DARPA seeks scalable and dynamic testing for learning robots

DARPA announced a new research program called Assured Autonomy that aims to advance the ways computing systems can learn and evolve to better manage variations in the environment and enhance the predictability of autonomous systems like driverless vehicles and unmanned aerial vehicles (UAVs).

The assurance approaches today are predicated on the assumption that the systems, once deployed, do not learn and evolve.”

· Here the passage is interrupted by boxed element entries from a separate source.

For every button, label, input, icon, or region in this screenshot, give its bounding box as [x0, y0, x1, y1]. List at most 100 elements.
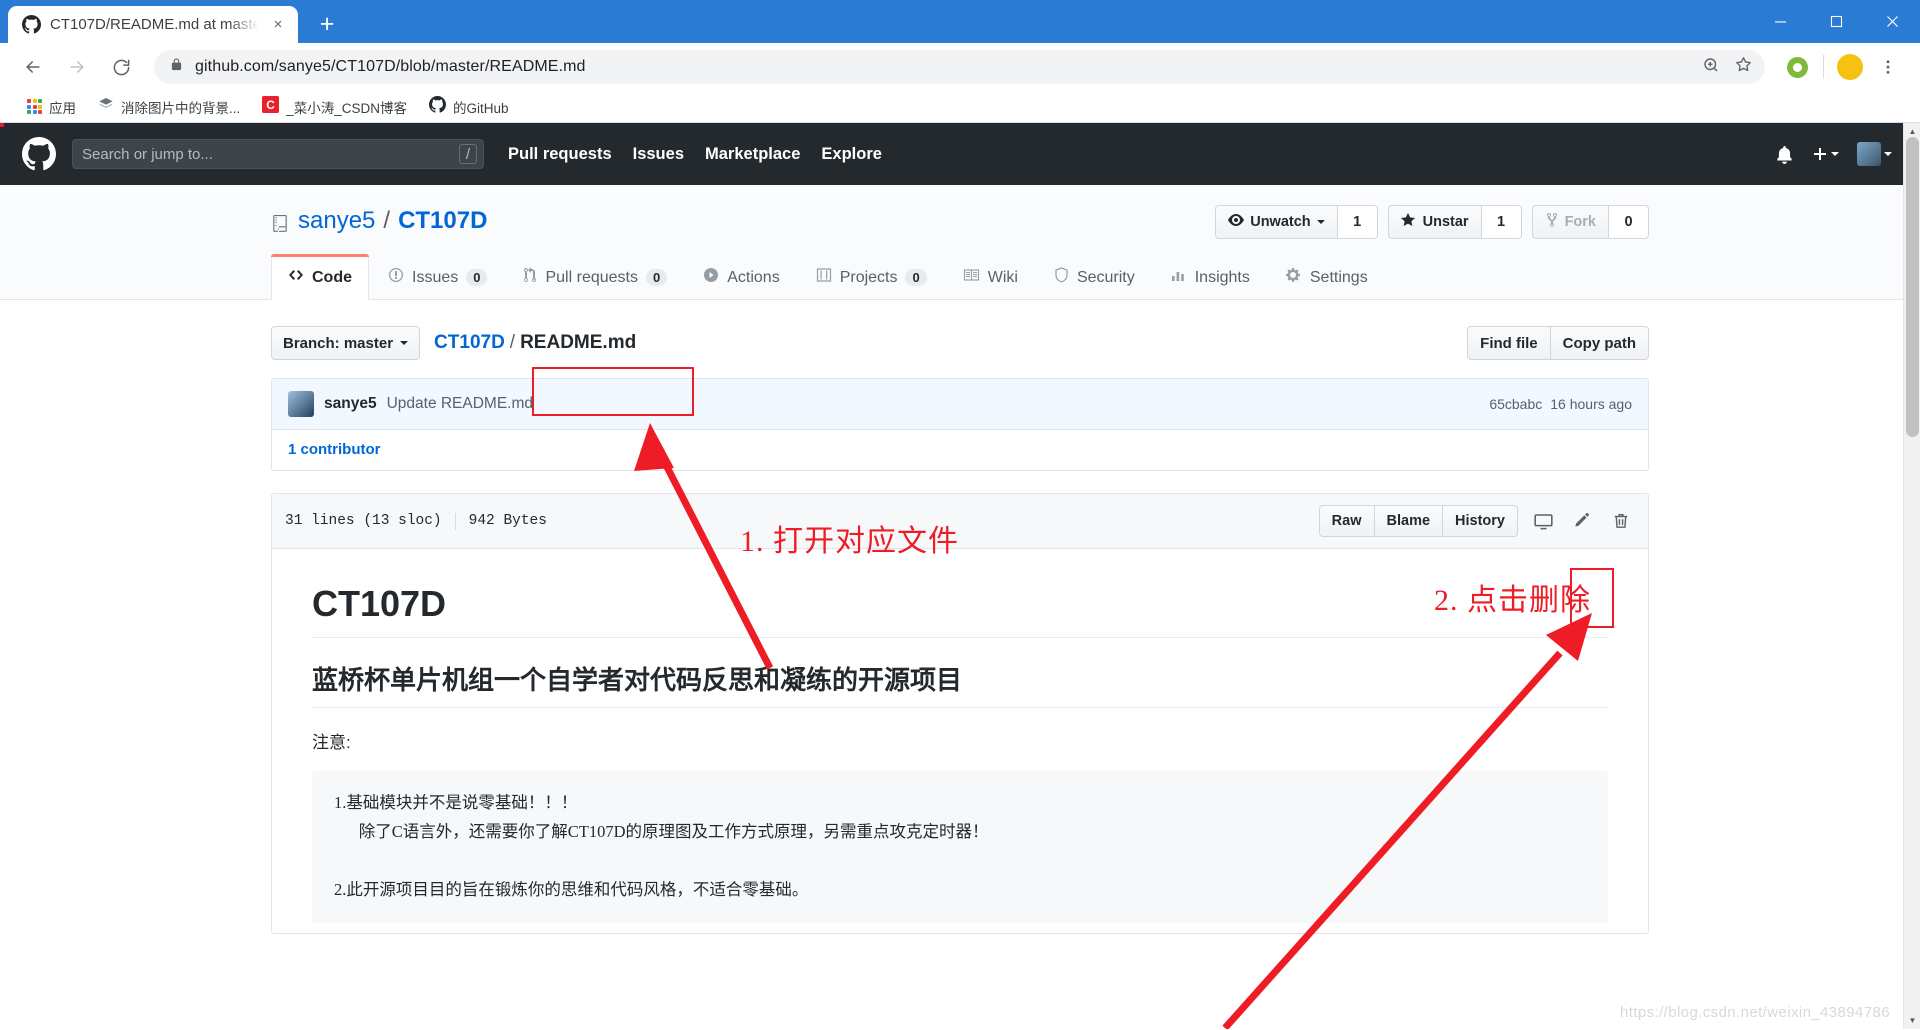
branch-selector-button[interactable]: Branch: master: [271, 326, 421, 360]
github-mark-icon[interactable]: [22, 137, 56, 171]
repo-owner-link[interactable]: sanye5: [298, 207, 375, 235]
nav-explore[interactable]: Explore: [821, 145, 882, 164]
back-arrow-icon[interactable]: [14, 48, 52, 86]
unstar-button[interactable]: Unstar: [1387, 205, 1482, 239]
user-avatar[interactable]: [1857, 142, 1892, 166]
nav-marketplace[interactable]: Marketplace: [705, 145, 800, 164]
fork-button-group: Fork 0: [1531, 205, 1649, 239]
tab-actions[interactable]: Actions: [686, 254, 796, 300]
code-icon: [288, 267, 304, 288]
search-input[interactable]: Search or jump to... /: [72, 139, 484, 169]
history-button[interactable]: History: [1443, 505, 1518, 537]
tab-count: 0: [645, 269, 668, 286]
fork-icon: [1545, 212, 1559, 232]
bookmark-label: _菜小涛_CSDN博客: [286, 100, 408, 116]
bookmark-label: 的GitHub: [453, 100, 509, 116]
tab-projects[interactable]: Projects 0: [799, 254, 944, 300]
tab-count: 0: [905, 269, 927, 286]
file-navigation: Branch: master CT107D / README.md Find f…: [271, 326, 1649, 360]
copy-path-button[interactable]: Copy path: [1550, 326, 1649, 360]
fork-button[interactable]: Fork: [1531, 205, 1609, 239]
tab-label: Issues: [412, 268, 459, 286]
breadcrumb-filename: README.md: [520, 332, 637, 353]
trash-icon[interactable]: [1607, 507, 1635, 535]
latest-commit-row: sanye5 Update README.md 65cbabc 16 hours…: [272, 379, 1648, 430]
url-text: github.com/sanye5/CT107D/blob/master/REA…: [195, 58, 586, 75]
new-tab-button[interactable]: +: [310, 7, 344, 41]
repo-icon: [271, 212, 289, 232]
raw-button[interactable]: Raw: [1318, 505, 1375, 537]
commit-author-name[interactable]: sanye5: [324, 395, 377, 413]
bookmarks-bar: 应用 消除图片中的背景... C _菜小涛_CSDN博客 的GitHub: [0, 91, 1920, 123]
bell-icon[interactable]: [1775, 145, 1794, 164]
bookmark-github[interactable]: 的GitHub: [418, 94, 520, 120]
star-count[interactable]: 1: [1481, 205, 1522, 239]
commit-sha[interactable]: 65cbabc: [1489, 396, 1542, 412]
search-shortcut-key: /: [459, 144, 477, 164]
nav-issues[interactable]: Issues: [633, 145, 684, 164]
tab-insights[interactable]: Insights: [1154, 254, 1267, 300]
menu-icon[interactable]: [1870, 49, 1906, 85]
lock-icon: [170, 57, 183, 77]
commit-author-avatar[interactable]: [288, 391, 314, 417]
tab-label: Insights: [1194, 268, 1250, 286]
browser-tab[interactable]: CT107D/README.md at maste ×: [8, 6, 298, 43]
forward-arrow-icon[interactable]: [58, 48, 96, 86]
tab-wiki[interactable]: Wiki: [946, 254, 1035, 300]
file-nav-buttons: Find file Copy path: [1467, 326, 1649, 360]
bookmark-apps[interactable]: 应用: [16, 94, 87, 120]
branch-label: Branch: master: [283, 334, 394, 352]
close-window-icon[interactable]: [1864, 0, 1920, 43]
unwatch-button[interactable]: Unwatch: [1215, 205, 1338, 239]
blame-button[interactable]: Blame: [1374, 505, 1444, 537]
file-box: 31 lines (13 sloc) 942 Bytes Raw Blame H…: [271, 493, 1649, 934]
watch-count[interactable]: 1: [1337, 205, 1378, 239]
breadcrumb-root-link[interactable]: CT107D: [434, 332, 505, 354]
repo-title-separator: /: [383, 207, 391, 234]
nav-pull-requests[interactable]: Pull requests: [508, 145, 612, 164]
scroll-down-arrow[interactable]: ▼: [1904, 1012, 1920, 1029]
commit-message[interactable]: Update README.md: [387, 395, 533, 413]
tab-pull-requests[interactable]: Pull requests 0: [506, 254, 684, 300]
find-file-button[interactable]: Find file: [1467, 326, 1551, 360]
file-toolbar: Raw Blame History: [1318, 505, 1635, 537]
commit-time: 16 hours ago: [1550, 396, 1632, 412]
contributors-row: 1 contributor: [272, 430, 1648, 470]
bookmark-csdn[interactable]: C _菜小涛_CSDN博客: [251, 94, 418, 120]
zoom-icon[interactable]: [1702, 56, 1720, 79]
fork-count[interactable]: 0: [1609, 205, 1649, 239]
close-icon[interactable]: ×: [268, 15, 288, 35]
extension-icon[interactable]: [1779, 49, 1815, 85]
tab-settings[interactable]: Settings: [1269, 254, 1385, 300]
tab-label: Wiki: [987, 268, 1018, 286]
eye-icon: [1228, 212, 1245, 232]
address-bar[interactable]: github.com/sanye5/CT107D/blob/master/REA…: [154, 50, 1765, 84]
bookmark-remove-bg[interactable]: 消除图片中的背景...: [87, 94, 251, 120]
minimize-icon[interactable]: [1752, 0, 1808, 43]
plus-icon[interactable]: [1812, 146, 1839, 162]
tab-security[interactable]: Security: [1037, 254, 1152, 300]
readme-content: CT107D 蓝桥杯单片机组一个自学者对代码反思和凝练的开源项目 注意: 1.基…: [272, 549, 1648, 933]
profile-avatar[interactable]: [1832, 49, 1868, 85]
readme-note-label: 注意:: [312, 733, 351, 752]
breadcrumb: CT107D / README.md: [434, 332, 636, 354]
scrollbar-thumb[interactable]: [1906, 137, 1919, 437]
bookmark-star-icon[interactable]: [1734, 55, 1753, 79]
tab-code[interactable]: Code: [271, 254, 369, 300]
reload-icon[interactable]: [102, 48, 140, 86]
pencil-icon[interactable]: [1568, 507, 1596, 535]
search-placeholder: Search or jump to...: [82, 145, 213, 163]
avatar: [1837, 54, 1863, 80]
commit-meta: 65cbabc 16 hours ago: [1489, 396, 1632, 412]
unwatch-label: Unwatch: [1250, 214, 1311, 230]
page-scrollbar[interactable]: ▲ ▼: [1903, 123, 1920, 1029]
repo-name-link[interactable]: CT107D: [398, 207, 487, 235]
maximize-icon[interactable]: [1808, 0, 1864, 43]
repo-body: Branch: master CT107D / README.md Find f…: [0, 300, 1920, 934]
contributors-link[interactable]: 1 contributor: [288, 441, 381, 458]
desktop-icon[interactable]: [1529, 507, 1557, 535]
tab-count: 0: [466, 269, 488, 286]
avatar: [1857, 142, 1881, 166]
tab-issues[interactable]: Issues 0: [371, 254, 504, 300]
bookmark-label: 应用: [49, 100, 76, 116]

One approach to assurance of autonomous systems that has recently garnered attention, particularly in the context of self-driving vehicles, is based on the idea of “equivalent levels of safety,” i.e., the autonomous system must be at least as safe as a comparable human-in-the-loop system that it replaces. The approach compares known rates of safety incidents of manned systems—number of accidents per thousands of miles driven—and conducting physical trials to determine the corresponding incident rate for autonomous systems. Studies and analyses indicate, however, that assuring safety of autonomous systems in this manner alone is prohibitive, requiring millions of physical trials, perhaps spanning decades. Simulation techniques have been advanced to reduce the needed number of physical trials, but offer very little confidence, particularly with respect to low-probability, high-consequence events.

In contrast to prescriptive, process-oriented standards for safety and assurance, a goal-oriented approach, such as the one espoused by Neema, is arguably more suitable for systems that learn, evolve, and encounter operational variations. In the course of Assured Autonomy program, researchers will aim to develop tools that provide foundational evidence that a system can satisfy explicitly stated functional and safety goals, resulting in a measure of assurance that can also evolve with the system.

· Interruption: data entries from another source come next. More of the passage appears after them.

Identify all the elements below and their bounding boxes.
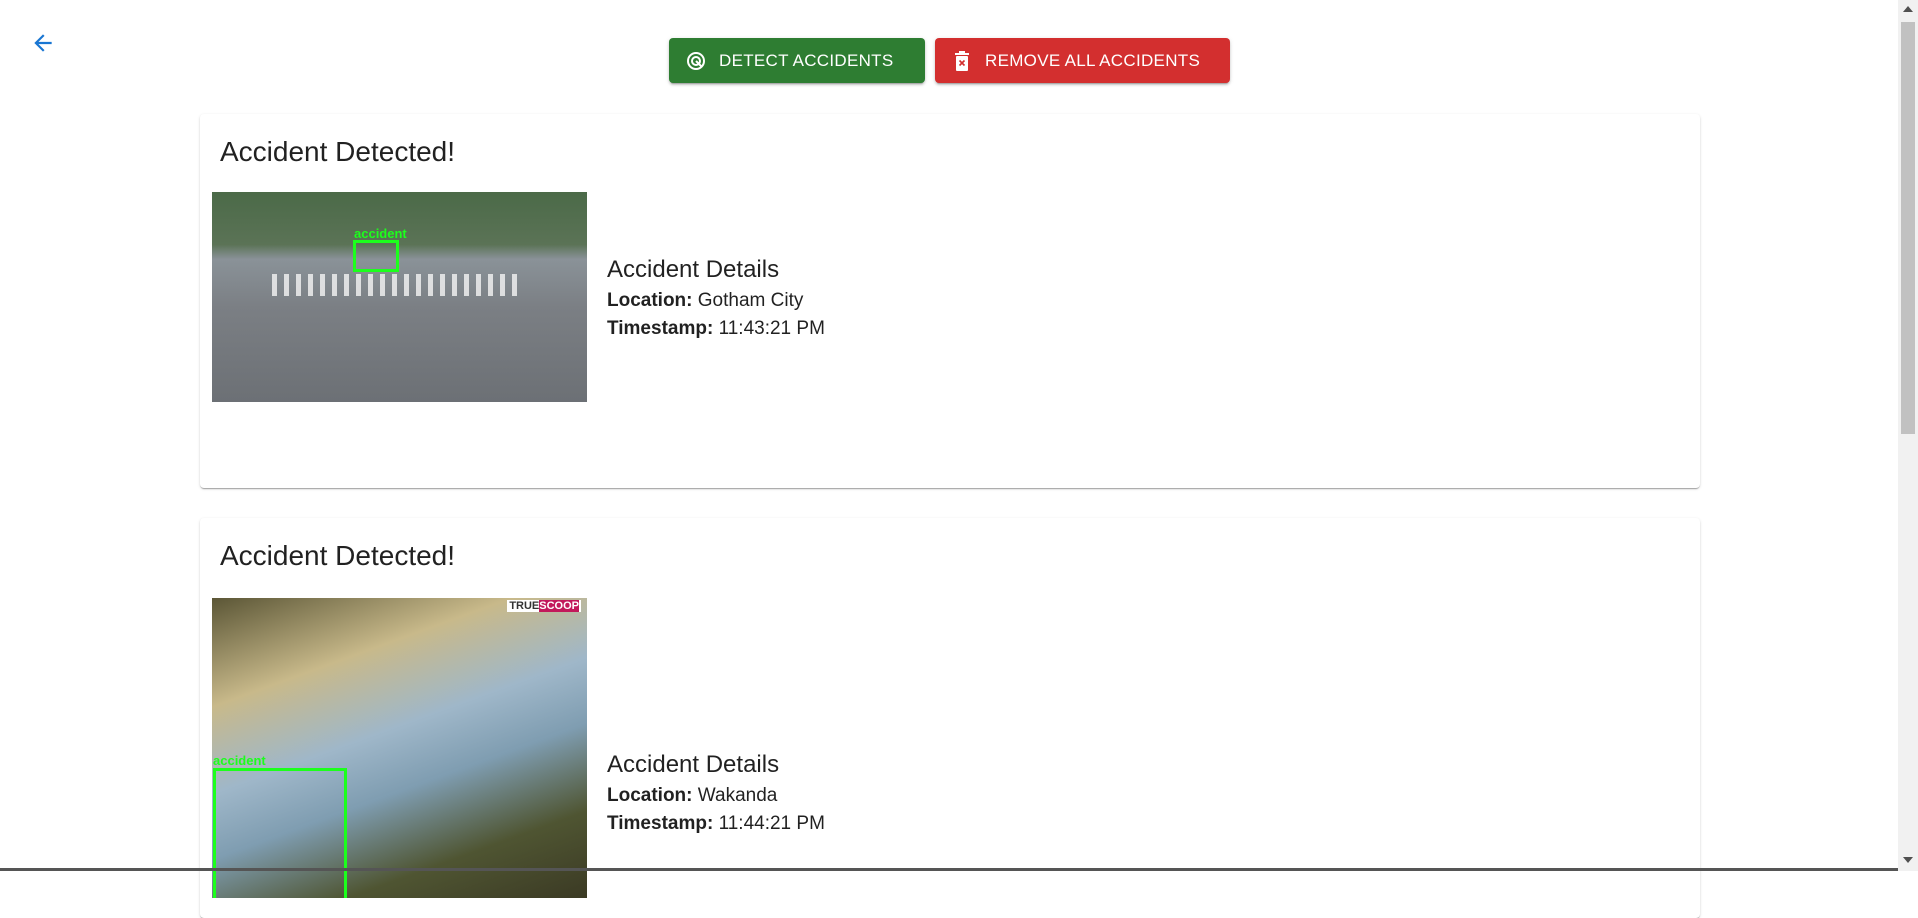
remove-all-accidents-label: REMOVE ALL ACCIDENTS: [985, 50, 1201, 70]
location-row: Location: Gotham City: [607, 290, 825, 312]
radar-icon: [685, 50, 707, 72]
timestamp-label: Timestamp:: [607, 813, 714, 834]
detection-box: [353, 240, 399, 272]
details-heading: Accident Details: [607, 256, 780, 283]
accident-details: Accident Details Location: Wakanda Times…: [607, 616, 825, 835]
vertical-scrollbar[interactable]: [1898, 0, 1918, 871]
timestamp-label: Timestamp:: [607, 318, 714, 339]
location-row: Location: Wakanda: [607, 785, 825, 807]
arrow-left-icon: [34, 34, 52, 52]
timestamp-row: Timestamp: 11:44:21 PM: [607, 813, 825, 835]
accident-image: TRUESCOOP accident: [212, 598, 587, 898]
back-button[interactable]: [30, 30, 60, 60]
timestamp-value: 11:44:21 PM: [718, 813, 825, 834]
card-title: Accident Detected!: [220, 136, 456, 167]
details-heading: Accident Details: [607, 751, 780, 778]
location-label: Location:: [607, 290, 693, 311]
scrollbar-thumb[interactable]: [1901, 22, 1915, 434]
accident-image: accident: [212, 192, 587, 402]
accident-card: Accident Detected! accident Accident Det…: [200, 114, 1700, 488]
detect-accidents-button[interactable]: DETECT ACCIDENTS: [669, 38, 925, 83]
delete-forever-icon: [951, 50, 973, 72]
scroll-down-icon[interactable]: [1903, 857, 1913, 863]
timestamp-value: 11:43:21 PM: [718, 318, 825, 339]
timestamp-row: Timestamp: 11:43:21 PM: [607, 318, 825, 340]
card-title: Accident Detected!: [220, 540, 456, 571]
location-label: Location:: [607, 785, 693, 806]
accident-card: Accident Detected! TRUESCOOP accident Ac…: [200, 518, 1700, 918]
detection-label: accident: [354, 226, 407, 241]
detect-accidents-label: DETECT ACCIDENTS: [719, 50, 894, 70]
detection-box: [213, 768, 347, 898]
detection-label: accident: [213, 753, 266, 768]
accident-details: Accident Details Location: Gotham City T…: [607, 206, 825, 340]
remove-all-accidents-button[interactable]: REMOVE ALL ACCIDENTS: [935, 38, 1230, 83]
scroll-up-icon[interactable]: [1903, 6, 1913, 12]
image-watermark: TRUESCOOP: [507, 600, 581, 612]
location-value: Wakanda: [697, 785, 778, 806]
location-value: Gotham City: [697, 290, 804, 311]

DARPA Goal – Develop rigorous design and analysis technologies for continual assurance of learning-enabled autonomous systems, in order to guarantee safety properties in adversarial environment

Program objectives

• Increase scalability of design-time assurance
• What is the baseline capability of the proposed methods, in terms of the hybrid state-space and number and complexity of learning-enabled components
• How do you plan to scale up by an order of magnitude?
• How will you characterize the tradeoffs between fidelity of your modeling abstractions and scalability of the verification approach.
• Reduce overhead of operation-time assurance
• What is the baseline overhead of the operation-time assurance monitoring techniques?
• How do you plan to minimize it to be below 10% of the nominal system resource utilization?
• Scale up dynamic assurance
• What is the size and scale of dynamic assurance case that can be developed and
dynamically evaluated with your tools?
• Reduce trials to assurance
• How will your approach quantifiably reduce the need for statistical testing?

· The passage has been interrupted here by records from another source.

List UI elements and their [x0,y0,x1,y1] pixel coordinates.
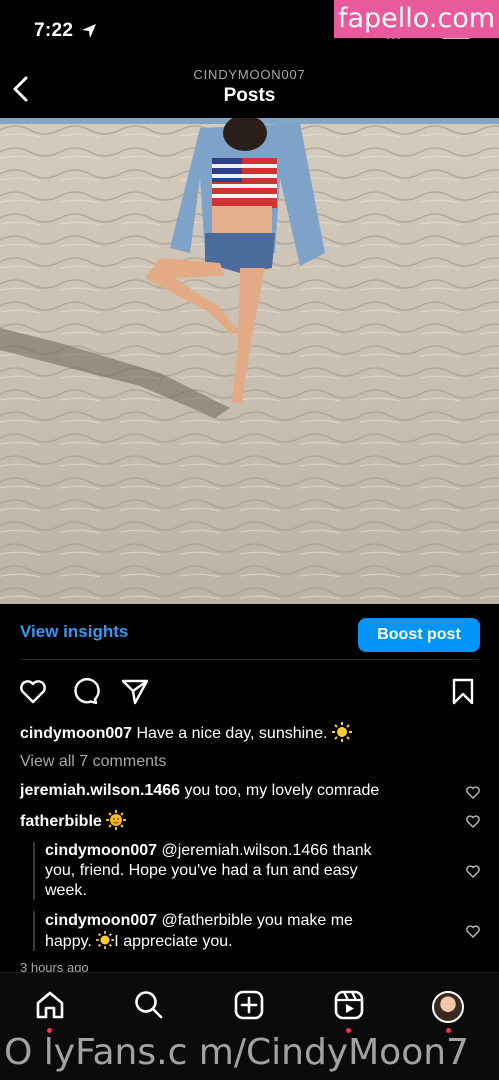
create-icon[interactable] [233,989,265,1021]
divider [20,659,479,660]
comment-text: you too, my lovely comrade [184,782,380,799]
reply-thread-line [33,911,35,951]
comment-like-icon[interactable] [465,813,481,829]
comment-like-icon[interactable] [465,923,481,939]
post-caption: cindymoon007 Have a nice day, sunshine. [20,722,352,744]
reply-text-line1: @fatherbible you make me [161,912,353,929]
reply-thread-line [33,842,35,900]
reply-text-line1: @jeremiah.wilson.1466 thank [161,842,372,859]
comment-like-icon[interactable] [465,863,481,879]
reels-icon[interactable] [333,989,365,1021]
comment-item: jeremiah.wilson.1466 you too, my lovely … [20,781,379,801]
reply-text-line2: you, friend. Hope you've had a fun and e… [45,862,358,879]
comment-username[interactable]: jeremiah.wilson.1466 [20,782,180,799]
reply-username[interactable]: cindymoon007 [45,912,157,929]
view-all-comments-link[interactable]: View all 7 comments [20,752,166,772]
reply-text-line2b: I appreciate you. [114,933,233,950]
header-username: CINDYMOON007 [193,67,306,82]
reply-item: cindymoon007 @fatherbible you make me ha… [45,911,445,952]
status-time: 7:22 [34,20,74,41]
watermark-top: fapello.com [334,0,499,38]
comment-icon[interactable] [70,676,100,706]
sun-face-emoji-icon [106,810,127,830]
reply-username[interactable]: cindymoon007 [45,842,157,859]
watermark-bottom: O lyFans.c m/CindyMoon7 [4,1032,469,1073]
search-icon[interactable] [133,989,165,1021]
page-header: CINDYMOON007 Posts [0,60,499,118]
insights-row: View insights Boost post [0,604,499,660]
sun-emoji-icon [96,931,115,949]
boost-post-button[interactable]: Boost post [358,618,480,652]
caption-username[interactable]: cindymoon007 [20,725,132,742]
reply-text-line3: week. [45,882,87,899]
save-bookmark-icon[interactable] [448,676,478,706]
share-icon[interactable] [120,676,150,706]
comment-like-icon[interactable] [465,784,481,800]
sun-emoji-icon [331,722,352,742]
page-title: Posts [223,85,276,106]
post-actions [0,672,499,712]
view-insights-link[interactable]: View insights [20,622,128,642]
post-image[interactable] [0,118,499,604]
comment-username[interactable]: fatherbible [20,813,102,830]
reply-item: cindymoon007 @jeremiah.wilson.1466 thank… [45,841,445,901]
home-icon[interactable] [34,989,66,1021]
comment-item: fatherbible [20,810,127,832]
profile-avatar[interactable] [432,991,464,1023]
like-heart-icon[interactable] [18,676,48,706]
reply-text-line2a: happy. [45,933,97,950]
caption-text: Have a nice day, sunshine. [136,725,328,742]
location-arrow-icon [82,24,96,38]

The program has 3 phases and all three phases should complete within 4 years.

The U.S. Army Robotics and Autonomous Systems (RAS) strategy report for 2015-2040 identifies a range of capability objectives, including enhanced situational awareness, cognitive workload reduction, force protection, cyber defense, logistics, etc, that rely on autonomous systems and higher levels of autonomy.

Several factors impede the deployment and adoption of autonomous systems:

1. In the absence of an adequately high level of autonomy that can be relied upon, substantial operator involvement is required, which not only severely limits operational gains, but creates significant new challenges in the areas of human-machine interaction and mixed initiative control.
2. Achieving higher levels of autonomy in uncertain, unstructured, and dynamic environments, on the other hand, increasingly involves data-driven machine learning techniques with many open systems science and systems engineering challenges.
3. Machine learning techniques widely used today are inherently unpredictable and lack the necessary mathematical framework to provide guarantees on correctness, while DoD applications that depend on safe and correct operation for mission success require predictable behavior and strong assurance.